GNU Autotools (also known as GNU Build System) is fairly standardized in the GNU world. The build process for most GNU packages is simple:

    ./configure
    make
    make install

The FSF-endorsed GuixSD (a GNU system inspired by Nix) is also putting a lot of effort towards system bootstrapping[0] and deterministic builds[1].

Of course, there is still a lot of work to be done. But honestly, I'm very optimistic - the GNU system has gone a long way since its inception, and it's only getting better by the day.

[0] https://guix.gnu.org/en/blog/2020/guix-further-reduces-boots...

[1] https://guix.gnu.org/en/blog/2020/reproducible-computations-...

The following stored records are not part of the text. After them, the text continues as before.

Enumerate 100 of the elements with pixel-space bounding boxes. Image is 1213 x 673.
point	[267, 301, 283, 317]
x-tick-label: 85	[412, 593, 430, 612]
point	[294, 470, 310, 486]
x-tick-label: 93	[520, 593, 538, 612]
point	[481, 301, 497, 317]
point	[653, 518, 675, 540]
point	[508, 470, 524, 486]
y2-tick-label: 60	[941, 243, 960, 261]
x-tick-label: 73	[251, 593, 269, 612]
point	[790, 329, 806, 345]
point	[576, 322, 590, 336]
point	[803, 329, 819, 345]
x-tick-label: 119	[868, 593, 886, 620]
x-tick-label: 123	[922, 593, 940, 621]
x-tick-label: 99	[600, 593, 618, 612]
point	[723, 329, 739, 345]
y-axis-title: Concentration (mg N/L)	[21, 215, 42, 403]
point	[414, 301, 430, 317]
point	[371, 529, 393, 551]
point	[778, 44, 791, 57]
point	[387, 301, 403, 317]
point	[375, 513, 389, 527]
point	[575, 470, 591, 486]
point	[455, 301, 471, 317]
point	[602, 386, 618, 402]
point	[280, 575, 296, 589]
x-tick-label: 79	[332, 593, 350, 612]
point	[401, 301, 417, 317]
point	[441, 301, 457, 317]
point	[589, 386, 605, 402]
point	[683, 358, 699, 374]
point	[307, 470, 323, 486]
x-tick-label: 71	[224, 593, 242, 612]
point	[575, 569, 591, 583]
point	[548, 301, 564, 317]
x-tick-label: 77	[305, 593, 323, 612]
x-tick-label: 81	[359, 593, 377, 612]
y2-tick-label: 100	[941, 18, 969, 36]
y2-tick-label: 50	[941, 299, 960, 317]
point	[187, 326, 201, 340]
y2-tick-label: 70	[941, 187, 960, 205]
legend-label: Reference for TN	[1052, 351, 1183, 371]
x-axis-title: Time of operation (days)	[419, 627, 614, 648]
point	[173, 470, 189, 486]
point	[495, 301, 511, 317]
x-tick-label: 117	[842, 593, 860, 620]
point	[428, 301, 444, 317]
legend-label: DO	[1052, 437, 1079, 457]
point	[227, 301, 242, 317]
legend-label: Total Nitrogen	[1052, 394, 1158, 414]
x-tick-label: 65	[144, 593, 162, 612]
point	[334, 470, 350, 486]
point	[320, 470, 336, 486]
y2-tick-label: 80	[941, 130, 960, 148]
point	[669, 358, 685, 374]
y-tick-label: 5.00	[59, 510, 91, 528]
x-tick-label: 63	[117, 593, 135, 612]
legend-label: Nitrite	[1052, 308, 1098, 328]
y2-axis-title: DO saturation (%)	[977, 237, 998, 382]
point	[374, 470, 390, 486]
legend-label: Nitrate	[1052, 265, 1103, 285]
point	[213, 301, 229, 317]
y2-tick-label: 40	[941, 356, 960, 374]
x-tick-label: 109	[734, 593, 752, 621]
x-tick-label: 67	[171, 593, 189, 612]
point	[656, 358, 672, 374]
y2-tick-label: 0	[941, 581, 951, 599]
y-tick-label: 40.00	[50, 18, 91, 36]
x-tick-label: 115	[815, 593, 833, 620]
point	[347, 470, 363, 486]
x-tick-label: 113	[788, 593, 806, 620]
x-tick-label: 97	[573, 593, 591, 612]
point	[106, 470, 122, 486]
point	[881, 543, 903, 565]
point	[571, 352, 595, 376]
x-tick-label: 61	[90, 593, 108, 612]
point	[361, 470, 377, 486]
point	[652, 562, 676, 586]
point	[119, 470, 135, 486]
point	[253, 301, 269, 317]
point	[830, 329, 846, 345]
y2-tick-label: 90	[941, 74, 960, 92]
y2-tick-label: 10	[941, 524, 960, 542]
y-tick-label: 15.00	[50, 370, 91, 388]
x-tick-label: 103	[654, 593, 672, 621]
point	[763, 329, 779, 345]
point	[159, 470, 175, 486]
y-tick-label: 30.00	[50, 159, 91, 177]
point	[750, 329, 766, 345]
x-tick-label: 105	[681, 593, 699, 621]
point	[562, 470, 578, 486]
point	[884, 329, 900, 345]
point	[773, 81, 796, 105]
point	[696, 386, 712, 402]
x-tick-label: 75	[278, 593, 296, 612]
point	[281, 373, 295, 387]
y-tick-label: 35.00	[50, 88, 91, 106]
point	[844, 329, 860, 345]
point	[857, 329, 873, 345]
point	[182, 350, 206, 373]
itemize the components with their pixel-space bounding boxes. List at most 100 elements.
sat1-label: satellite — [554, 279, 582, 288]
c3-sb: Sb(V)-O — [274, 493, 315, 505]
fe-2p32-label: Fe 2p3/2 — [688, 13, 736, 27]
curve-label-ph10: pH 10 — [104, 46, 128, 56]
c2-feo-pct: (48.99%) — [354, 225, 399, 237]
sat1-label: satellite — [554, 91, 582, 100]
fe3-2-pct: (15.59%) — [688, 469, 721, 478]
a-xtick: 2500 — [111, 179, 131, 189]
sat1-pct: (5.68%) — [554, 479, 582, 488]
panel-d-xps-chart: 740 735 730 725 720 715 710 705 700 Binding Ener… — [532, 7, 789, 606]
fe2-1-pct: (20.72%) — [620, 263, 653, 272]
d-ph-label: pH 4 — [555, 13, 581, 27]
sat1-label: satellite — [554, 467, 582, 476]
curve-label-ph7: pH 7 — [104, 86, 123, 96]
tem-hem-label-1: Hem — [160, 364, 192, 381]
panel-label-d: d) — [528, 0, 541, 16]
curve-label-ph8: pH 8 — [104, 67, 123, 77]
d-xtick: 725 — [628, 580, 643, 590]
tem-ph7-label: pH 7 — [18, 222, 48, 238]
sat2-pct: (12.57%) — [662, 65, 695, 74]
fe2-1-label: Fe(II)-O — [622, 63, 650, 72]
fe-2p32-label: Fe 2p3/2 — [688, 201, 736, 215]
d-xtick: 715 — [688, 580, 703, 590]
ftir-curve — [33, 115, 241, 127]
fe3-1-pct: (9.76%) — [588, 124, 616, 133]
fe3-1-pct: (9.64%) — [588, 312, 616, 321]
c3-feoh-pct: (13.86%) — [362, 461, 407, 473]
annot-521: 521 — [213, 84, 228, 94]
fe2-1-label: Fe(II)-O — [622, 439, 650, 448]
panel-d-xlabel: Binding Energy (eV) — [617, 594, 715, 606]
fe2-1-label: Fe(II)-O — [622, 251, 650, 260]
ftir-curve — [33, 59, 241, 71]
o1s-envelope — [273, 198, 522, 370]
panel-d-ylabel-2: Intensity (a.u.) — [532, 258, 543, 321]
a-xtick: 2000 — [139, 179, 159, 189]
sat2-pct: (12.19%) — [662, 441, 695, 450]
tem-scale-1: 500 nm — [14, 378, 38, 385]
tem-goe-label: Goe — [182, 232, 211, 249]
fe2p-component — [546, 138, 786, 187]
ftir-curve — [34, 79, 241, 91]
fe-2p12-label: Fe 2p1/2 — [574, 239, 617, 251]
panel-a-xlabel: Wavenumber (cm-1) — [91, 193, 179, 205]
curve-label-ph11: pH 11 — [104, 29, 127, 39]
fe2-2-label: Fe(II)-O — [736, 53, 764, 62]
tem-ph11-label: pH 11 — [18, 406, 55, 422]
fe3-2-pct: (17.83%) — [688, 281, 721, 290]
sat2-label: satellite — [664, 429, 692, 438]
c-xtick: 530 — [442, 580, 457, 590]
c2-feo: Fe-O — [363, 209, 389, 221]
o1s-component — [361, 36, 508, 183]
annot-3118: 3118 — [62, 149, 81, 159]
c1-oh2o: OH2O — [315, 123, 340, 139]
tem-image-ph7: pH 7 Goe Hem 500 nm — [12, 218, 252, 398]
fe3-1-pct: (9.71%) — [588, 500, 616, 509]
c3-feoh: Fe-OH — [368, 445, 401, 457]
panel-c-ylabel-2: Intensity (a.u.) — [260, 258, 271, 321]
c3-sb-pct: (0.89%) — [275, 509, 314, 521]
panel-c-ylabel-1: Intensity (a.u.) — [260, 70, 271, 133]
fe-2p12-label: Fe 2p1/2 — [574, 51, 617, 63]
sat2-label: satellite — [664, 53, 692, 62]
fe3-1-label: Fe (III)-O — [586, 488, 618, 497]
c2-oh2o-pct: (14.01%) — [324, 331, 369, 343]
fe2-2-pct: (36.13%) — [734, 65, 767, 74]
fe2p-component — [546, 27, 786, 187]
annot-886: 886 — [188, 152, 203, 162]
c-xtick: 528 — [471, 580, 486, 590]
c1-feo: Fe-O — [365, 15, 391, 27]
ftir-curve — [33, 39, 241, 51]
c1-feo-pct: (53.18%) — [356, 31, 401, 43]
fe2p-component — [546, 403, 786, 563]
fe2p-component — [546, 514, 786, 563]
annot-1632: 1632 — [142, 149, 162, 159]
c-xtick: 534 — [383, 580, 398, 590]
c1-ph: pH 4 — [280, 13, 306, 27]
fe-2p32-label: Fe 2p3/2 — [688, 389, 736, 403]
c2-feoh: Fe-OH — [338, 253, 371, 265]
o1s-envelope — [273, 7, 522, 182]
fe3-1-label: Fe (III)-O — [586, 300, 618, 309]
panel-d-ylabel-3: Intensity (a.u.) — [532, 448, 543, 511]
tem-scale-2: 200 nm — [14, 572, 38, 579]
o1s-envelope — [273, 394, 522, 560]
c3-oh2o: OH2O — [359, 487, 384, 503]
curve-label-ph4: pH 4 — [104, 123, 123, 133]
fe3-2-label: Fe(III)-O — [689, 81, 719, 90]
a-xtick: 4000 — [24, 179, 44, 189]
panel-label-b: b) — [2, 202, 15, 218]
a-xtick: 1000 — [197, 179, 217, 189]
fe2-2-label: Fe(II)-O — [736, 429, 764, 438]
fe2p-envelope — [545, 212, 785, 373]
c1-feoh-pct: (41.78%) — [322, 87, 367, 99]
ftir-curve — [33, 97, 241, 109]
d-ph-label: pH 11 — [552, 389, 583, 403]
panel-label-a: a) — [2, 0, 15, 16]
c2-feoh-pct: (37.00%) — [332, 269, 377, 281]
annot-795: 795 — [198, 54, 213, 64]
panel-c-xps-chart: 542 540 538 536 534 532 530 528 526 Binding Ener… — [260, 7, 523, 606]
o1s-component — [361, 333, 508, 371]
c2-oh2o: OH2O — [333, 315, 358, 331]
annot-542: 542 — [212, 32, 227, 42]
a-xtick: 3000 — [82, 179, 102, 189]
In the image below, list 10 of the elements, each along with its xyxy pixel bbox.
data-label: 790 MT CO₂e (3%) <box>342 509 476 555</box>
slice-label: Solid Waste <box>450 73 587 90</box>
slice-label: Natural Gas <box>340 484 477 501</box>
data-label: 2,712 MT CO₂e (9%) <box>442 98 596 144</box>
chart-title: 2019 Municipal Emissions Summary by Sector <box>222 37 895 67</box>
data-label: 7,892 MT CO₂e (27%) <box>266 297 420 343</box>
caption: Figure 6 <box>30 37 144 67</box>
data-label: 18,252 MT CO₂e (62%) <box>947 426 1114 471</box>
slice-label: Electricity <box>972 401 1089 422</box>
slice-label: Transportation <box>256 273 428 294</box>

  • Autotools helps you nothing when it comes to dependencies. It will just fail, maybe with a useful error message, maybe not. INSTALL file might give you vague hints on what you might need, often imprecise, outdated or incorrect. It's all just manual human work from there. That's a huge problem for Free Software as it ensures that nobody bothers to build their own software, largely removing the one big benefit Free Software should actually have.

    GuixSD is working on fixing that, but that's a relatively recent development and at the moment at least it's missing anything equivalent to Nix flakes, forcing you to essentially fork the whole OS when you want to change anything and making you heavily depend on a central authority again.

    We are still years away from a point where you can just build Free Software yourself across all the platforms that are supported by it. Even Guix and Nix will bail out the moment you try to target Windows or Android, if they support it at all (Nix supports Windows a little via cross-compiling, but few packages will build successfully).

  • autotools works well if you are building on and for a standard linux system. However if you are building on bsd it might not work (often assumes make is gnu make). If you are cross compiling it won't work (I cross compile a lot of code, the odds that an autotools build works out of the box is almost zero). It probably won't work on windows either, though I have less experience there.

    • That hasn't been my experience at all. I use Autotools on all of my personal projects that are C or C++, and I deal with all kinds of build systems in my day-job doing embedded Linux work.

      Autotools goes to extreme lengths to maintain portability across Unix-like systems. That's kind of its whole deal, and it's the reason why people choose it. It's also better at cross-compliation than any other build system I've used.

      There are lots of packages out there that have some kind of ./configure script or a Makefile. But they're not all fully Autotoolized, not by a long shot.

      1 reply →

People who think this is a sensible goal generally, in my experience, do not understand what goes into building complex applications. And while it might indeed be a laudable goal, the ratio of users who will benefit from not having to know and/or do as much to build an application to those who will never build it themselves but would like bug fixes rather than build system architecture changes is skewed against the big picture.